The Supreme Court has significantly limited the scope of the country’s main cybercrime law, limiting a tool that civil liberties advocates say federal prosecutors have abused by seeking prison time for minor computer misdeeds.
According to the 6-3 decision issued on Thursday, federal prosecutors can no longer use the 1986 Computer Fraud and Abuse Act to charge people who misused databases to which they are otherwise entitled. The decision comes six months after justices expressed concern that the government’s broad interpretation of the law could put people in danger for doing something as simple as checking social media on their work computers, with Justice Neil Gorsuch saying prosecutors’ view risked “making a federal criminal of us all.”
The court’s three Trump appointees, who are also the court’s newest justices, joined the court’s three liberals in rejecting the Justice Department’s interpretation of the statute in an unusual lineup. The majority opinion, written by Justice Amy Coney Barrett, is largely devoted to a meticulous parsing of the language of the statue. She did, however, point out the dangers of the approach advocated by prosecutors. While insisting that the court made its decision solely on the basis of reading the statute and not considering its potential consequences, Barrett agreed with critics who said the broader interpretation would “criminalize everything from embellishing an online-dating profile to using a pseudonym on Facebook.”
In his dissent, Justice Clarence Thomas argued that the majority’s reading was contrived and incorrect. He also stated that there are many areas of law where permission to do something for one purpose does not imply permission to do it for another.
“For example, a valet may take possession of a person’s car to park it, but he cannot take it for a joyride,” Thomas wrote in an opinion joined by Chief Justice John Roberts and Justice Samuel Alito.

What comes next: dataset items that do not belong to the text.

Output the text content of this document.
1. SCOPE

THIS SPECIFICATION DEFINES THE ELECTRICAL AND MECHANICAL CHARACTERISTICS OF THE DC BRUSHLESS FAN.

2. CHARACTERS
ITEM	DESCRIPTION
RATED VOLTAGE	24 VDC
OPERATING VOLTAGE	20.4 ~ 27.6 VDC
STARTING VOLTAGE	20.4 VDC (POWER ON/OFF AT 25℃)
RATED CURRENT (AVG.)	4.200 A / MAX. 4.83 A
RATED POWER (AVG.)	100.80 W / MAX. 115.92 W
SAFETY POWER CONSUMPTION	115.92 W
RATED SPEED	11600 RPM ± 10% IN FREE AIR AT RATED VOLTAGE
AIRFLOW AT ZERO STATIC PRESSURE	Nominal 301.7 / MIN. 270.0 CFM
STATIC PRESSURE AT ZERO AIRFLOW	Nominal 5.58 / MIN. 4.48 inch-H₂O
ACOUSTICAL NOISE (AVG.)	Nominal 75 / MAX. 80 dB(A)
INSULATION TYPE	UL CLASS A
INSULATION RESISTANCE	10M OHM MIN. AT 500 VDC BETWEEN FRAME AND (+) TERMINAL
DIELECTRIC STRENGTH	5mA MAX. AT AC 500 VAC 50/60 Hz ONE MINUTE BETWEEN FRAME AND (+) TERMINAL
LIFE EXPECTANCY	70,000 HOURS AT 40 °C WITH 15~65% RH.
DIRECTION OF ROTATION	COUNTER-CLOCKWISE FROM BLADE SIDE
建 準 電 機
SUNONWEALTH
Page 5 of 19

Thomas also pointed out that most violations of the law are misdemeanors, and he stated that the statute’s breadth is no reason to misinterpret it. “Much of the Federal Code criminalizes ordinary conduct,” he wrote. “It’s understandable to be concerned about so much conduct being criminalized, but that doesn’t give us the authority to change the law.” Previous legal controversies included a two-year prison sentence for a journalist who assisted hackers in defacing the Los Angeles Times website and, most infamously, a prosecution that resulted in the suicide of a prominent internet freedom activist who faced decades in prison for downloading millions of scientific journal articles.
Van Buren v. United States, the case decided on Thursday, involved a former police officer who was convicted of violating the CFAA for searching a license plate database in exchange for a bribe as part of an FBI sting operation.
The officer appealed his conviction, claiming that the law did not cover unauthorized use of a computer system that he was permitted to access as part of his job.
The Supreme Court agreed, declaring Nathan Van Buren’s conviction unconstitutional.
A broad coalition of technology experts, civil-society activists, and transparency advocates had flooded the high court with amicus briefs as it considered its first-ever case involving the law.
According to the National Whistleblower Center, applying the CFAA to any unauthorized use of computer data will result in “retaliation against whistleblowers who provide evidence of criminal fraud and other criminal activity” to authorities. According to the libertarian Americans for Prosperity Foundation, the government’s interpretation of the law would cover “violations of the fine print in website terms of service, company computer-use policies, and other breaches of contract,” and would “wrongly criminalize a wide swath of innocent, innocuous conduct.”
However, proponents of broad implementation of the CFAA argued that it was necessary to combat insider threats to sensitive computer systems in businesses and government agencies. The Federal Law Enforcement Officers Association told the court that narrowing the law “would give anyone with legitimate access to the data carte blanche to access and use (or, in many cases, destroy) that data for any manifestly blameworthy reason they choose.”